# MontyDone



## MontyDone (Dec 1, 2014)

My first time . 
1. I live in THAILAND , and have IPAD about 2 year old ,

2. I went to ISHOP here in THAILAND about some small thing , He told me I had to charge over to icloud,

3. This where trouble started because my email address was [email protected] when I try to go back in it would not let me 
I took it back to ISHOP and they told no can do  I was upset and never went back , but now I'm stuck with icloud and all my information that I need is in @me.com . How can I go back in ? to my original site .

Yours MontyDone


----------



## TerryNet (Mar 23, 2005)

Removed your email address to stymy the spambots.



> when I try to go back in it would not let me


What do you mean by "try to go back in"?
What is the "it"?


----------



## TonyB25 (Jan 1, 1970)

Go to an Apple store, and they'll help you.


----------



## MontyDone (Dec 1, 2014)

Thank you for reply to my email re IPAD .....
Yes I will taker it in to ISHOP next when I'm in town ....
I mean when I can't go back in , I mean can't go back into my files @me.com . 

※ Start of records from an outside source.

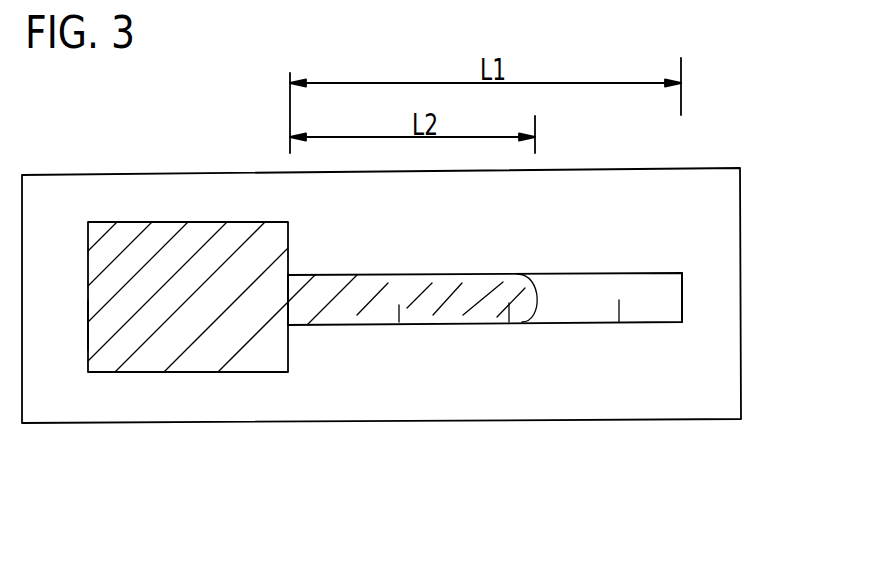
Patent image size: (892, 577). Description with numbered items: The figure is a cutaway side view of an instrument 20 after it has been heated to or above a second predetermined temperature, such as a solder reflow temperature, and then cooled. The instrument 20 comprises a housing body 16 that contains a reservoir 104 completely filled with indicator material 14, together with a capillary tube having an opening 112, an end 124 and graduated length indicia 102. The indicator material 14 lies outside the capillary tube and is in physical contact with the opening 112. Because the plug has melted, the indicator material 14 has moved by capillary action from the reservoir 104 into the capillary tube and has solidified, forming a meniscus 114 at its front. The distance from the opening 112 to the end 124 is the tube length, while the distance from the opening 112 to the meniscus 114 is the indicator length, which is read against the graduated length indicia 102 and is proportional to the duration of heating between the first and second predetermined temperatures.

The indicator material 14 is at (150, 332).
The housing body 16 is at (692, 193).
The instrument 20 is at (427, 526).
The graduated length indicia 102 is at (400, 320).
The reservoir 104 is at (88, 325).
The opening 112 is at (287, 312).
The meniscus 114 is at (537, 305).
The end 124 is at (682, 303).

Regards ALANDONE .........


----------



## TerryNet (Mar 23, 2005)

I don't understand. Did you close your me.com account? How do (or did) you access the account?


----------



## MontyDone (Dec 1, 2014)

No I not close , but inot sure if the guy at ISHOP did , I will go back to ISHOP and find out also the guy who made the changes may not be working there any more , It's very hard as they not speak good ENGLISH.



Regards Alan.......


----------



## TonyB25 (Jan 1, 1970)

You need to go to an APPLE STORE. I don't know what an ISTORE is. What country are you in? APPLE STORES have Apple logos and employees are highly trained. Some countries have counterfeit stores that claim to be Apple. You don't want to go there.


----------



## MontyDone (Dec 1, 2014)

Sorry I wrong they have ISHOP or ISTORE HERE IN THAILAND , THERE ENGLISH IS NOT SO GOOD .
I said in my first email I was from THAILAND and had IPAD ....
The Apple Stores are all good here , just people not speak English too good.........


Alan...........


----------